Das Essen wurde auch sehr bald serviert, und die Verwunderung unsererseits war keine geringe, dass dies auf Plastiktellern mit ebensolchem Bestecke geschah. Ein breites Grinsen zog windjammergleich über unsere ohnehin schon von Sonnenlicht und Algen maritim geschlitzten Antlitze. Noblesse plastique.
Nun, was gab es zu sehen auf den genoppten Näpfen? Unterschiedliches. Auf meinem zum Beispiel darbten zwei handelsübliche, jedoch panierte Haushaltsschwammtücher auf tristem Polypropylen, garniert mit einem leicht kompostösen und in seiner Mitte bereits im Zustand der Verholzung befindlichen Eisbergsalatblatt, auf dem wohl ein Remoulade-Erpel sein kläglich' Häuflein gelöst hatte. Der Teller meines Leidensgenossen war immerhin noch mit einer weißlichen Paste bedeckt, in der offensichtlich Kartoffelstücke um ihr Leben schwammen; mich jedoch fror so arg beim Anblick meiner beiden nackerten Schwämme - zumal auch eine Brise von Ost her aufzog - dass ich umgehend von der weißlichen Paste nachbestellte.
"Hätten Sie vielleicht eine Pfeffermühle?",
getraute sich mein Freund die junge Dame noch einmal zu bemühen.
Nach einer Weile kam sie mit einem Salzstreuer an den Tisch zurück, und übergab ihn feierlich mit den Worten:
"Bitte sährrr. Pfäffärr habän wirr leiderr nicht!"

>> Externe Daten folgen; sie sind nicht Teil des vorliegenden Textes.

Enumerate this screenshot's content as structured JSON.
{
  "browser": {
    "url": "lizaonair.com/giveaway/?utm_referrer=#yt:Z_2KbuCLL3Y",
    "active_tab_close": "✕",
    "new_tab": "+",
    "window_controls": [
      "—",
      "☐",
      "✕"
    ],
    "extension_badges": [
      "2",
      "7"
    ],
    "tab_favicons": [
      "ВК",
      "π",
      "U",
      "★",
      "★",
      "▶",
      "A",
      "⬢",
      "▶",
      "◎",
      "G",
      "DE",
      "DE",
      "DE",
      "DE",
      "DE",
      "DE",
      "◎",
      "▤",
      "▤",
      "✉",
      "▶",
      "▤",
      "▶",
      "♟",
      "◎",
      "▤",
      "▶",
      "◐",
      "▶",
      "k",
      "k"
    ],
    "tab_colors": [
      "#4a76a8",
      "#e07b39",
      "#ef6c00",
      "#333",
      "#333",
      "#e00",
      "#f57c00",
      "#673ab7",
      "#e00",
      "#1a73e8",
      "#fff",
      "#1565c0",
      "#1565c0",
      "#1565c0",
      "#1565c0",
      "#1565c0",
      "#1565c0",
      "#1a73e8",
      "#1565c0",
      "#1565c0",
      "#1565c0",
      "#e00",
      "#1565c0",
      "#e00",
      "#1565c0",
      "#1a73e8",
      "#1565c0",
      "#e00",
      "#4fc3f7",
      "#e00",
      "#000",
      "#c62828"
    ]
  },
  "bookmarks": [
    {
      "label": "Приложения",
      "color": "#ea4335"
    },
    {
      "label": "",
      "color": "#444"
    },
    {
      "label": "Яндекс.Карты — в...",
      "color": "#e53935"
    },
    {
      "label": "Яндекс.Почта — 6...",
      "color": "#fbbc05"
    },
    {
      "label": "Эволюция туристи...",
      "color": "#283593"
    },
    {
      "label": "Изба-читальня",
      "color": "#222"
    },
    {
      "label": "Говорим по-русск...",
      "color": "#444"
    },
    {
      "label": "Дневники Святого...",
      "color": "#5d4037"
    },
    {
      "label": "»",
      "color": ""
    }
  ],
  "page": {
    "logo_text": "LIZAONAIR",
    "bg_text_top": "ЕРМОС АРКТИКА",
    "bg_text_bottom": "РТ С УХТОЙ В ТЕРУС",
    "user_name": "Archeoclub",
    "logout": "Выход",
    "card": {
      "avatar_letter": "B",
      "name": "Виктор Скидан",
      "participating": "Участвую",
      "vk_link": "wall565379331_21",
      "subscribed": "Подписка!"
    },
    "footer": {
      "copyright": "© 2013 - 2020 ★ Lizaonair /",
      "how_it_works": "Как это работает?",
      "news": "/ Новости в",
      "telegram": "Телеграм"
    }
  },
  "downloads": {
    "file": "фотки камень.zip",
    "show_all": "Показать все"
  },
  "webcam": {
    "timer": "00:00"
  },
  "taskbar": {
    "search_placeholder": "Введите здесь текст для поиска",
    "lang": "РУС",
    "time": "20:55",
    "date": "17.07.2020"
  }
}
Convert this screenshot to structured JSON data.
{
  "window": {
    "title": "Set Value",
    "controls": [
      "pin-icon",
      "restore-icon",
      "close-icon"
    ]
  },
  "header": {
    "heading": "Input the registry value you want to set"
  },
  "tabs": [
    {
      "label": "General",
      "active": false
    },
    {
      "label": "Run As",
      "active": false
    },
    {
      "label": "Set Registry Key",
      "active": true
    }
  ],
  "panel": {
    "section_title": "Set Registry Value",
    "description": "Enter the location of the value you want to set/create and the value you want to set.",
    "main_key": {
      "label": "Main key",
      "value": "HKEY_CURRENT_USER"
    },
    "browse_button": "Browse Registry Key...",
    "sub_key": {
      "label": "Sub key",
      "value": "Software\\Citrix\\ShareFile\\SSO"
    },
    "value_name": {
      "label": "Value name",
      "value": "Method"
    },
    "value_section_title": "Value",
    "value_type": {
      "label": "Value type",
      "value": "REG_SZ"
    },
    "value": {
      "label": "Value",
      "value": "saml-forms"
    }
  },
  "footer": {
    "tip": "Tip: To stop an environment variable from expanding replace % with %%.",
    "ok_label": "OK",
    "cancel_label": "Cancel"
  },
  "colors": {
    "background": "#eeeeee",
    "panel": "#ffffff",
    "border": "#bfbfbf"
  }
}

Immerhin irgendein Gewürz! Warum mir beim Verzehr der Gemüseschwämme der Gedanke kam, ob ich, wenn ich nun hinterher den gebackenen Camembert bestellte, wohl noch einmal dasselbe bekäme - nur ohne Erbsen drin - oder die Bulette - diese dann mit Erbsen drin, dafür in braun - kann ich nicht mehr rekapitulieren. Wir beschlossen, uns nichts anmerken zu lassen, sahen dem Gewitter beim Aufziehen zu, bestellten ein weiteres Bier, und betrachteten später in einem schützenden Tee-Pavillion die sich aus düsteren Wolken entladenden Regenmassen, die einer Kreuzspinne das Netz verhunzten und die Dahme gehörig ins Schlingern brachten mit einem wissenden Lächeln, wie es wohl nur echten Seebären anheim ist, ließen den Sprühregen, den die Böen in den Unterstand bliesen, auf unserer Haut versalzen, und auch der Gedanke an die 3.500 - wohl im rückwärtigen Bereich des Anwesens vorhandenen - Zäune vermochte es nicht mehr, uns an unserer grenzenlosen Freiheit zweifeln zu lassen.[/align]
Mangels Beteiligung musste ich mir diese Woche selbst was für die Sonntagskolumne aus dem Rücken drücken. Gänzlich unlekoriert, eigentlich nicht fertig, und trotzem rausgehauen.
Kommentare bzw. Korrekturen kommen also zu spät, deswegen aber nicht unwillkommen. :o)
Tom.
[align=justify] Einen Yachtclub, der sowohl über einen Liegeplatz für Luxusschiffchen wie auch über einen Stellplatz für Wohnmobil-Geriatristen verfügte, und obendrein eine Musterausstellung von über 3.500 verschiedenen Zaunsorten parat hielt, hatten wir noch nie gesehen, und die Menükarte lockte mit preisgünstiger, gutbürgerlicher Küche. Man war erschöpft und durstig vom Baden in der Dahme, und ein kleiner Hunger meldete sich ebenfalls an.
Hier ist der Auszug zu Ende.